Here's a clock app I use, (pic attached) which simply says clock, not who makes it. I suspect Samsung though. I'm having problems with the alarm going off at the wrong time. This morning I set it for 10AM, and it went off at 8:30AM. I checked and there was no alarm setting for 8:30, not sure why it went off.


----------



## Corday (Mar 3, 2010)

Yes it is from Samsung.


----------



## PC person (Feb 2, 2006)

How do you know that from the picture? It doesn't say what company makes it. I'd like to be able to know myself.


----------



## Corday (Mar 3, 2010)

Now you know. Google is your friend, if you know how to use it.
Samsung Electronics Co., Ltd. Samsung Clock 7.0.83.0 
https://www.apkmirror.com/apk/samsu...samsung-clock/samsung-clock-7-0-83-0-release/


----------



## PC person (Feb 2, 2006)

Corday said:


> Now you know.

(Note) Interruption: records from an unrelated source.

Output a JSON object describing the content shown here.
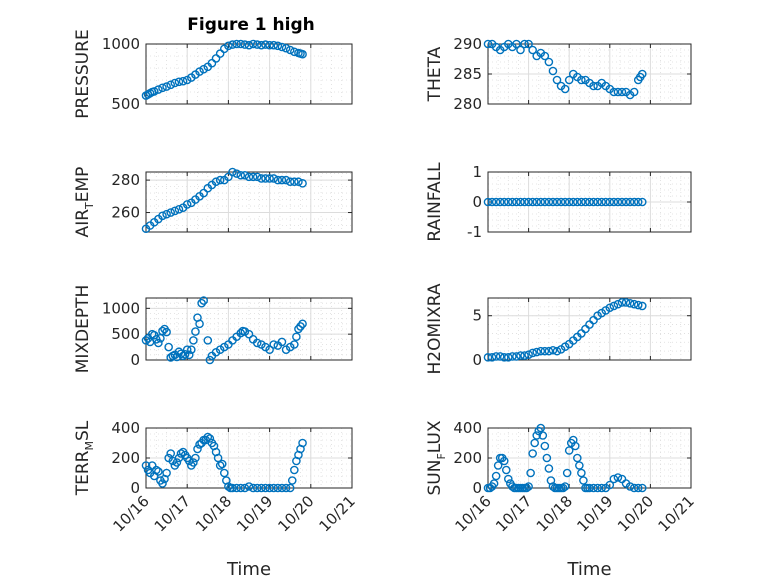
{
  "title": "Figure 1 high",
  "x_label": "Time",
  "x_tick_labels": [
    "10/16",
    "10/17",
    "10/18",
    "10/19",
    "10/20",
    "10/21"
  ],
  "colors": {
    "marker": "#0072BD",
    "axis": "#262626",
    "grid": "#dcdcdc",
    "box": "#ffffff"
  },
  "chart_data": [
    {
      "type": "scatter",
      "ylabel": "PRESSURE",
      "ylim": [
        500,
        1000
      ],
      "yticks": [
        500,
        1000
      ],
      "x": [
        0,
        0.05,
        0.1,
        0.15,
        0.2,
        0.3,
        0.4,
        0.5,
        0.6,
        0.7,
        0.8,
        0.9,
        1.0,
        1.1,
        1.2,
        1.3,
        1.4,
        1.5,
        1.6,
        1.7,
        1.8,
        1.9,
        2.0,
        2.1,
        2.2,
        2.3,
        2.4,
        2.5,
        2.6,
        2.7,
        2.8,
        2.9,
        3.0,
        3.1,
        3.2,
        3.3,
        3.4,
        3.5,
        3.6,
        3.7,
        3.75,
        3.8
      ],
      "y": [
        570,
        580,
        590,
        600,
        605,
        620,
        635,
        645,
        660,
        675,
        685,
        690,
        700,
        720,
        745,
        770,
        790,
        810,
        840,
        880,
        920,
        960,
        985,
        995,
        1000,
        1000,
        995,
        990,
        1000,
        995,
        990,
        995,
        990,
        990,
        985,
        975,
        965,
        950,
        935,
        925,
        920,
        915
      ]
    },
    {
      "type": "scatter",
      "ylabel": "THETA",
      "ylim": [
        280,
        290
      ],
      "yticks": [
        280,
        285,
        290
      ],
      "x": [
        0,
        0.1,
        0.2,
        0.3,
        0.4,
        0.5,
        0.6,
        0.7,
        0.8,
        0.9,
        1.0,
        1.1,
        1.2,
        1.3,
        1.4,
        1.5,
        1.6,
        1.7,
        1.8,
        1.9,
        2.0,
        2.1,
        2.2,
        2.3,
        2.4,
        2.5,
        2.6,
        2.7,
        2.8,
        2.9,
        3.0,
        3.1,
        3.2,
        3.3,
        3.4,
        3.5,
        3.6,
        3.7,
        3.75,
        3.8
      ],
      "y": [
        290,
        290,
        289.5,
        289,
        289.5,
        290,
        289.5,
        290,
        289,
        290,
        290,
        289,
        288,
        288.5,
        288,
        287,
        285.5,
        284,
        283,
        282.5,
        284,
        285,
        284.5,
        284,
        284,
        283.5,
        283,
        283,
        283.5,
        283,
        282.5,
        282,
        282,
        282,
        282,
        281.5,
        282,
        284,
        284.5,
        285
      ]
    },
    {
      "type": "scatter",
      "ylabel": "AIR_TEMP",
      "ylim": [
        248,
        285
      ],
      "yticks": [
        260,
        280
      ],
      "x": [
        0,
        0.1,
        0.2,
        0.3,
        0.4,
        0.5,
        0.6,
        0.7,
        0.8,
        0.9,
        1.0,
        1.1,
        1.2,
        1.3,
        1.4,
        1.5,
        1.6,
        1.7,
        1.8,
        1.9,
        2.0,
        2.1,
        2.2,
        2.3,
        2.4,
        2.5,
        2.6,
        2.7,
        2.8,
        2.9,
        3.0,
        3.1,
        3.2,
        3.3,
        3.4,
        3.5,
        3.6,
        3.7,
        3.8
      ],
      "y": [
        250,
        252,
        254,
        256,
        258,
        259,
        260,
        261,
        262,
        263,
        265,
        266,
        268,
        270,
        272,
        275,
        277,
        279,
        280,
        280,
        282,
        285,
        284,
        283,
        283,
        282,
        282,
        282,
        281,
        281,
        281,
        281,
        280,
        280,
        280,
        279,
        279,
        279,
        278
      ]
    },
    {
      "type": "scatter",
      "ylabel": "RAINFALL",
      "ylim": [
        -1,
        1
      ],
      "yticks": [
        -1,
        0,
        1
      ],
      "x": [
        0,
        0.1,
        0.2,
        0.3,
        0.4,
        0.5,
        0.6,
        0.7,
        0.8,
        0.9,
        1.0,
        1.1,
        1.2,
        1.3,
        1.4,
        1.5,
        1.6,
        1.7,
        1.8,
        1.9,
        2.0,
        2.1,
        2.2,
        2.3,
        2.4,
        2.5,
        2.6,
        2.7,
        2.8,
        2.9,
        3.0,
        3.1,
        3.2,
        3.3,
        3.4,
        3.5,
        3.6,
        3.7,
        3.8
      ],
      "y": [
        0,
        0,
        0,
        0,
        0,
        0,
        0,
        0,
        0,
        0,
        0,
        0,
        0,
        0,
        0,
        0,
        0,
        0,
        0,
        0,
        0,
        0,
        0,
        0,
        0,
        0,
        0,
        0,
        0,
        0,
        0,
        0,
        0,
        0,
        0,
        0,
        0,
        0,
        0
      ]
    },
    {
      "type": "scatter",
      "ylabel": "MIXDEPTH",
      "ylim": [
        0,
        1200
      ],
      "yticks": [
        0,
        500,
        1000
      ],
      "x": [
        0,
        0.05,
        0.1,
        0.15,
        0.2,
        0.25,
        0.3,
        0.35,
        0.4,
        0.45,
        0.5,
        0.55,
        0.6,
        0.65,
        0.7,
        0.75,
        0.8,
        0.85,
        0.9,
        0.95,
        1.0,
        1.05,
        1.1,
        1.15,
        1.2,
        1.25,
        1.3,
        1.35,
        1.4,
        1.5,
        1.55,
        1.6,
        1.7,
        1.8,
        1.9,
        2.0,
        2.1,
        2.2,
        2.3,
        2.35,
        2.4,
        2.5,
        2.6,
        2.7,
        2.8,
        2.9,
        3.0,
        3.1,
        3.2,
        3.3,
        3.4,
        3.5,
        3.6,
        3.65,
        3.7,
        3.75,
        3.8
      ],
      "y": [
        380,
        420,
        350,
        500,
        480,
        400,
        330,
        420,
        560,
        600,
        540,
        250,
        50,
        80,
        100,
        60,
        160,
        120,
        80,
        110,
        200,
        100,
        200,
        380,
        550,
        820,
        700,
        1100,
        1150,
        380,
        0,
        80,
        150,
        200,
        250,
        300,
        380,
        450,
        520,
        560,
        550,
        500,
        400,
        330,
        300,
        250,
        200,
        300,
        280,
        350,
        200,
        250,
        300,
        450,
        600,
        650,
        700
      ]
    },
    {
      "type": "scatter",
      "ylabel": "H2OMIXRA",
      "ylim": [
        0,
        7
      ],
      "yticks": [
        0,
        5
      ],
      "x": [
        0,
        0.1,
        0.2,
        0.3,
        0.4,
        0.5,
        0.6,
        0.7,
        0.8,
        0.9,
        1.0,
        1.1,
        1.2,
        1.3,
        1.4,
        1.5,
        1.6,
        1.7,
        1.8,
        1.9,
        2.0,
        2.1,
        2.2,
        2.3,
        2.4,
        2.5,
        2.6,
        2.7,
        2.8,
        2.9,
        3.0,
        3.1,
        3.2,
        3.3,
        3.4,
        3.5,
        3.6,
        3.7,
        3.8
      ],
      "y": [
        0.3,
        0.3,
        0.4,
        0.4,
        0.3,
        0.3,
        0.4,
        0.4,
        0.5,
        0.5,
        0.6,
        0.8,
        0.9,
        1.0,
        1.0,
        1.0,
        1.1,
        1.0,
        1.2,
        1.5,
        1.8,
        2.2,
        2.6,
        3.0,
        3.5,
        4.0,
        4.5,
        5.0,
        5.3,
        5.6,
        5.9,
        6.1,
        6.3,
        6.5,
        6.5,
        6.4,
        6.3,
        6.2,
        6.1
      ]
    },
    {
      "type": "scatter",
      "ylabel": "TERR_MSL",
      "ylim": [
        0,
        400
      ],
      "yticks": [
        0,
        200,
        400
      ],
      "x": [
        0,
        0.05,
        0.1,
        0.15,
        0.2,
        0.25,
        0.3,
        0.35,
        0.4,
        0.45,
        0.5,
        0.55,
        0.6,
        0.65,
        0.7,
        0.75,
        0.8,
        0.85,
        0.9,
        0.95,
        1.0,
        1.05,
        1.1,
        1.15,
        1.2,
        1.25,
        1.3,
        1.35,
        1.4,
        1.45,
        1.5,
        1.55,
        1.6,
        1.65,
        1.7,
        1.75,
        1.8,
        1.85,
        1.9,
        1.95,
        2.0,
        2.05,
        2.1,
        2.2,
        2.3,
        2.4,
        2.5,
        2.6,
        2.7,
        2.8,
        2.9,
        3.0,
        3.1,
        3.2,
        3.3,
        3.4,
        3.5,
        3.55,
        3.6,
        3.65,
        3.7,
        3.75,
        3.8
      ],
      "y": [
        150,
        120,
        100,
        150,
        80,
        120,
        110,
        50,
        30,
        60,
        100,
        200,
        230,
        180,
        150,
        170,
        200,
        230,
        240,
        220,
        200,
        180,
        150,
        170,
        200,
        260,
        290,
        300,
        320,
        320,
        340,
        330,
        300,
        280,
        240,
        200,
        150,
        160,
        100,
        50,
        10,
        0,
        0,
        0,
        0,
        0,
        10,
        0,
        0,
        0,
        0,
        0,
        0,
        0,
        0,
        0,
        0,
        50,
        120,
        180,
        220,
        260,
        300
      ]
    },
    {
      "type": "scatter",
      "ylabel": "SUN_FLUX",
      "ylim": [
        0,
        400
      ],
      "yticks": [
        0,
        200,
        400
      ],
      "x": [
        0,
        0.05,
        0.1,
        0.15,
        0.2,
        0.25,
        0.3,
        0.35,
        0.4,
        0.45,
        0.5,
        0.55,
        0.6,
        0.65,
        0.7,
        0.75,
        0.8,
        0.85,
        0.9,
        0.95,
        1.0,
        1.05,
        1.1,
        1.15,
        1.2,
        1.25,
        1.3,
        1.35,
        1.4,
        1.45,
        1.5,
        1.55,
        1.6,
        1.65,
        1.7,
        1.75,
        1.8,
        1.85,
        1.9,
        1.95,
        2.0,
        2.05,
        2.1,
        2.15,
        2.2,
        2.25,
        2.3,
        2.35,
        2.4,
        2.45,
        2.5,
        2.6,
        2.7,
        2.8,
        2.9,
        3.0,
        3.1,
        3.2,
        3.3,
        3.4,
        3.5,
        3.6,
        3.7,
        3.8
      ],
      "y": [
        0,
        0,
        10,
        30,
        80,
        150,
        200,
        200,
        180,
        120,
        60,
        30,
        10,
        0,
        0,
        0,
        0,
        0,
        0,
        0,
        10,
        100,
        230,
        300,
        350,
        380,
        400,
        350,
        280,
        200,
        130,
        50,
        10,
        0,
        0,
        0,
        0,
        0,
        10,
        100,
        250,
        300,
        320,
        280,
        200,
        150,
        100,
        50,
        0,
        0,
        0,
        0,
        0,
        0,
        0,
        20,
        60,
        70,
        60,
        30,
        10,
        0,
        0,
        0
      ]
    }
  ]
}
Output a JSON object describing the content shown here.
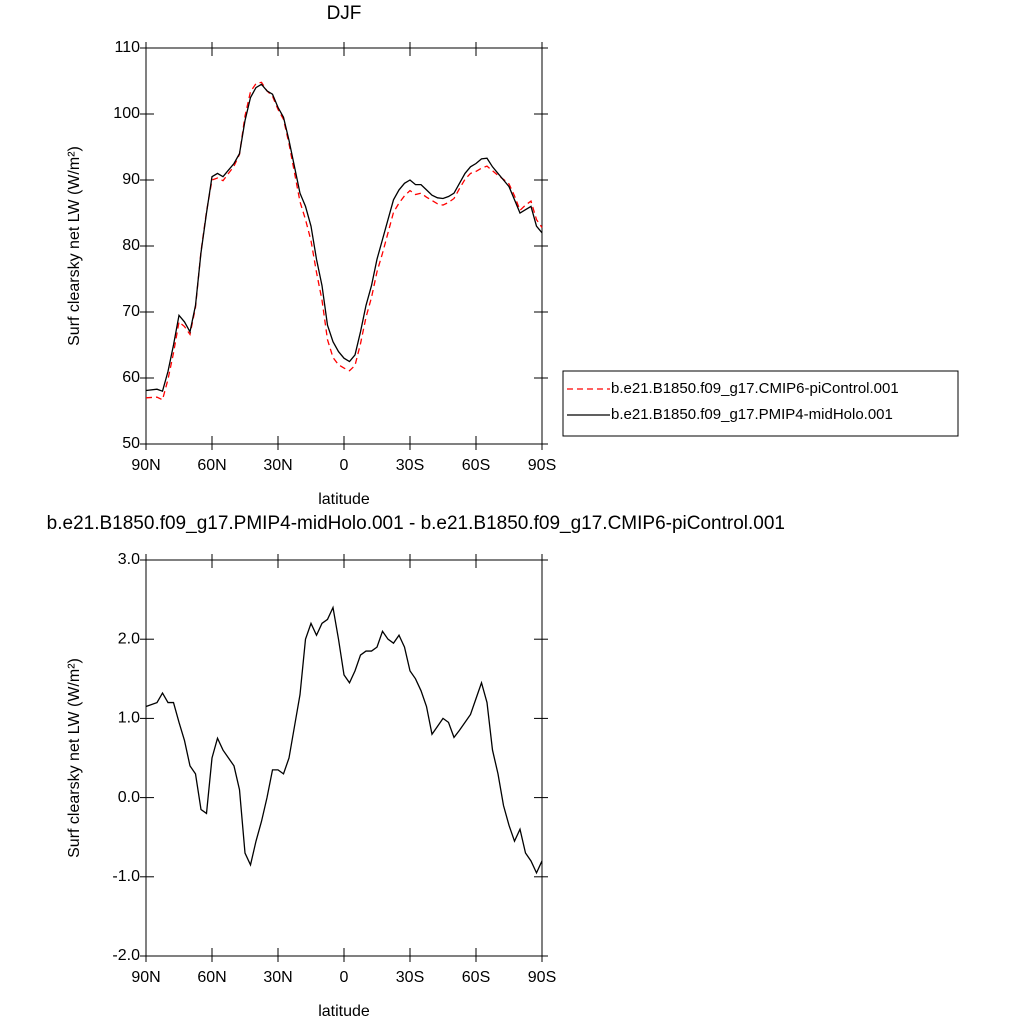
{
  "chart_data": [
    {
      "type": "line",
      "title": "DJF",
      "xlabel": "latitude",
      "ylabel": "Surf clearsky net LW (W/m²)",
      "x": [
        90,
        85,
        82.5,
        80,
        77.5,
        75,
        72.5,
        70,
        67.5,
        65,
        62.5,
        60,
        57.5,
        55,
        52.5,
        50,
        47.5,
        45,
        42.5,
        40,
        37.5,
        35,
        32.5,
        30,
        27.5,
        25,
        22.5,
        20,
        17.5,
        15,
        12.5,
        10,
        7.5,
        5,
        2.5,
        0,
        -2.5,
        -5,
        -7.5,
        -10,
        -12.5,
        -15,
        -17.5,
        -20,
        -22.5,
        -25,
        -27.5,
        -30,
        -32.5,
        -35,
        -37.5,
        -40,
        -42.5,
        -45,
        -47.5,
        -50,
        -52.5,
        -55,
        -57.5,
        -60,
        -62.5,
        -65,
        -67.5,
        -70,
        -72.5,
        -75,
        -77.5,
        -80,
        -82.5,
        -85,
        -87.5,
        -90
      ],
      "series": [
        {
          "name": "b.e21.B1850.f09_g17.CMIP6-piControl.001",
          "color": "#ff0000",
          "dash": "dashed",
          "values": [
            57.0,
            57.1,
            56.7,
            59.8,
            63.8,
            68.5,
            67.8,
            66.6,
            70.7,
            79.2,
            85.2,
            90.0,
            90.3,
            89.9,
            91.0,
            92.1,
            93.9,
            99.7,
            103.4,
            104.6,
            104.8,
            103.5,
            102.7,
            100.7,
            99.2,
            95.5,
            91.1,
            86.7,
            84.0,
            80.8,
            76.0,
            71.8,
            65.8,
            63.1,
            62.0,
            61.5,
            61.1,
            61.9,
            65.2,
            69.2,
            72.2,
            76.1,
            78.9,
            82.0,
            85.1,
            86.5,
            87.6,
            88.4,
            87.8,
            88.0,
            87.4,
            86.9,
            86.4,
            86.2,
            86.6,
            87.2,
            88.7,
            90.1,
            91.0,
            91.3,
            91.8,
            92.1,
            91.4,
            90.7,
            90.1,
            89.4,
            87.6,
            85.4,
            86.2,
            86.8,
            84.0,
            82.8
          ]
        },
        {
          "name": "b.e21.B1850.f09_g17.PMIP4-midHolo.001",
          "color": "#000000",
          "dash": "solid",
          "values": [
            58.1,
            58.3,
            58.0,
            61,
            65,
            69.5,
            68.5,
            67,
            71,
            79,
            85,
            90.5,
            91,
            90.5,
            91.5,
            92.5,
            94,
            99,
            102.5,
            104,
            104.5,
            103.5,
            103,
            101,
            99.5,
            96,
            92,
            88,
            86,
            83,
            78,
            74,
            68,
            65.5,
            64,
            63,
            62.5,
            63.5,
            67,
            71,
            74,
            78,
            81,
            84,
            87,
            88.5,
            89.5,
            90,
            89.3,
            89.3,
            88.5,
            87.7,
            87.3,
            87.2,
            87.5,
            88,
            89.5,
            91,
            92,
            92.5,
            93.2,
            93.3,
            92,
            91,
            90,
            89,
            87,
            85,
            85.5,
            86,
            83,
            82
          ]
        }
      ],
      "xlim": [
        90,
        -90
      ],
      "xticks": [
        {
          "value": 90,
          "label": "90N"
        },
        {
          "value": 60,
          "label": "60N"
        },
        {
          "value": 30,
          "label": "30N"
        },
        0,
        {
          "value": -30,
          "label": "30S"
        },
        {
          "value": -60,
          "label": "60S"
        },
        {
          "value": -90,
          "label": "90S"
        }
      ],
      "ylim": [
        50,
        110
      ],
      "yticks": [
        50,
        60,
        70,
        80,
        90,
        100,
        110
      ],
      "grid": false,
      "legend": "right"
    },
    {
      "type": "line",
      "title": "b.e21.B1850.f09_g17.PMIP4-midHolo.001 - b.e21.B1850.f09_g17.CMIP6-piControl.001",
      "xlabel": "latitude",
      "ylabel": "Surf clearsky net LW (W/m²)",
      "x": [
        90,
        85,
        82.5,
        80,
        77.5,
        75,
        72.5,
        70,
        67.5,
        65,
        62.5,
        60,
        57.5,
        55,
        52.5,
        50,
        47.5,
        45,
        42.5,
        40,
        37.5,
        35,
        32.5,
        30,
        27.5,
        25,
        22.5,
        20,
        17.5,
        15,
        12.5,
        10,
        7.5,
        5,
        2.5,
        0,
        -2.5,
        -5,
        -7.5,
        -10,
        -12.5,
        -15,
        -17.5,
        -20,
        -22.5,
        -25,
        -27.5,
        -30,
        -32.5,
        -35,
        -37.5,
        -40,
        -42.5,
        -45,
        -47.5,
        -50,
        -52.5,
        -55,
        -57.5,
        -60,
        -62.5,
        -65,
        -67.5,
        -70,
        -72.5,
        -75,
        -77.5,
        -80,
        -82.5,
        -85,
        -87.5,
        -90
      ],
      "values": [
        1.15,
        1.2,
        1.32,
        1.2,
        1.2,
        0.95,
        0.72,
        0.4,
        0.3,
        -0.15,
        -0.2,
        0.5,
        0.75,
        0.6,
        0.5,
        0.4,
        0.1,
        -0.7,
        -0.85,
        -0.55,
        -0.3,
        0.0,
        0.35,
        0.35,
        0.3,
        0.5,
        0.9,
        1.3,
        2.0,
        2.2,
        2.05,
        2.2,
        2.25,
        2.4,
        2.0,
        1.55,
        1.45,
        1.6,
        1.8,
        1.85,
        1.85,
        1.9,
        2.1,
        2.0,
        1.95,
        2.05,
        1.9,
        1.6,
        1.5,
        1.35,
        1.15,
        0.8,
        0.9,
        1.0,
        0.95,
        0.76,
        0.85,
        0.95,
        1.05,
        1.25,
        1.45,
        1.2,
        0.6,
        0.3,
        -0.1,
        -0.35,
        -0.55,
        -0.4,
        -0.7,
        -0.8,
        -0.95,
        -0.8
      ],
      "color": "#000000",
      "xlim": [
        90,
        -90
      ],
      "xticks": [
        {
          "value": 90,
          "label": "90N"
        },
        {
          "value": 60,
          "label": "60N"
        },
        {
          "value": 30,
          "label": "30N"
        },
        0,
        {
          "value": -30,
          "label": "30S"
        },
        {
          "value": -60,
          "label": "60S"
        },
        {
          "value": -90,
          "label": "90S"
        }
      ],
      "ylim": [
        -2,
        3
      ],
      "yticks": [
        {
          "value": -2,
          "label": "-2.0"
        },
        {
          "value": -1,
          "label": "-1.0"
        },
        {
          "value": 0,
          "label": "0.0"
        },
        {
          "value": 1,
          "label": "1.0"
        },
        {
          "value": 2,
          "label": "2.0"
        },
        {
          "value": 3,
          "label": "3.0"
        }
      ],
      "grid": false
    }
  ]
}
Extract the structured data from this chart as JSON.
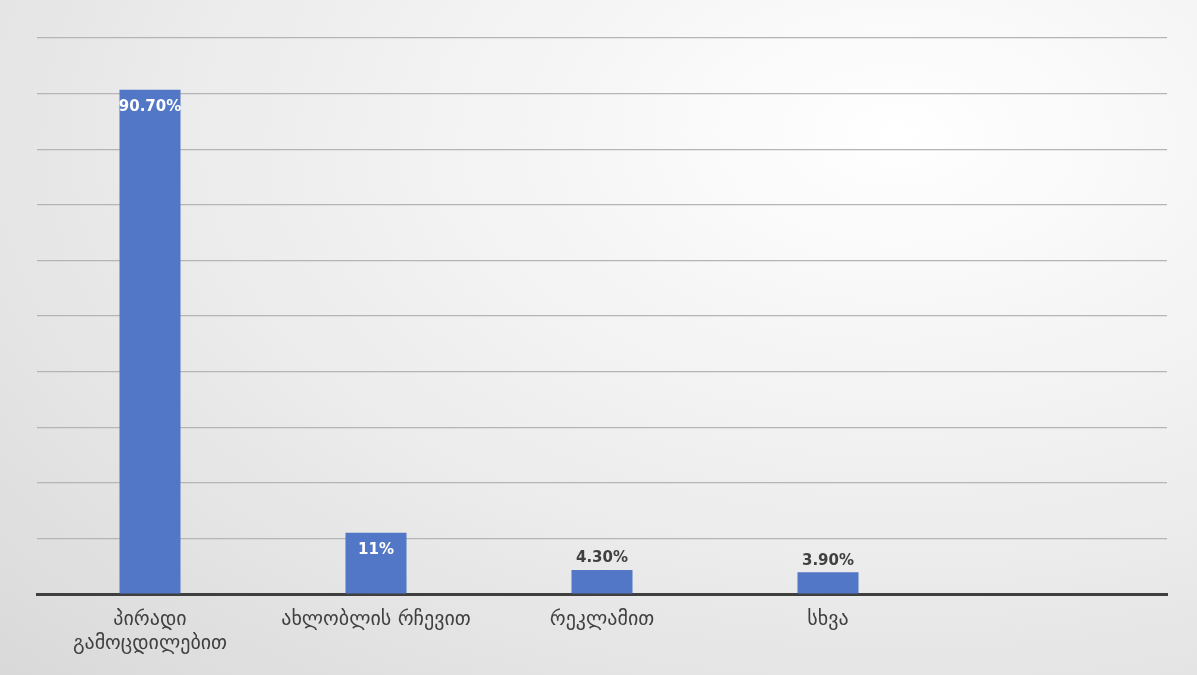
{
  "chart_data": {
    "type": "bar",
    "categories": [
      "პირადი გამოცდილებით",
      "ახლობლის რჩევით",
      "რეკლამით",
      "სხვა",
      null
    ],
    "values": [
      90.7,
      11,
      4.3,
      3.9,
      null
    ],
    "value_labels": [
      "90.70%",
      "11%",
      "4.30%",
      "3.90%",
      null
    ],
    "color": "#5277c6",
    "ylim": [
      0,
      100
    ],
    "yticks": [
      {
        "value": 0,
        "label": null
      },
      {
        "value": 10,
        "label": null
      },
      {
        "value": 20,
        "label": null
      },
      {
        "value": 30,
        "label": null
      },
      {
        "value": 40,
        "label": null
      },
      {
        "value": 50,
        "label": null
      },
      {
        "value": 60,
        "label": null
      },
      {
        "value": 70,
        "label": null
      },
      {
        "value": 80,
        "label": null
      },
      {
        "value": 90,
        "label": null
      },
      {
        "value": 100,
        "label": null
      }
    ],
    "grid": "y",
    "tick_labels": "x",
    "legend": false
  }
}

Google is your friend, if you know how to use it.
> Samsung Electronics Co., Ltd. Samsung Clock 7.0.83.0
> https://www.apkmirror.com/apk/samsu...samsung-clock/samsung-clock-7-0-83-0-release/


still a little confused. Yes, I suspected it was from Samsung and could google it to find out, but if I didn't know the company was involved at all, how would I found out, say it was non-Samsung and no description, like the above pic


----------



## Corday (Mar 3, 2010)

Dick Tracy didn't solve cases by what was only on the surface. I simply used Bing (best Search Engine for Tech ?s) and asked clock version 7.0.83.0. Voila.


----------



## HulkNotes (Aug 12, 2018)

It should be on the list of apps which would indicate the origin as well.


----------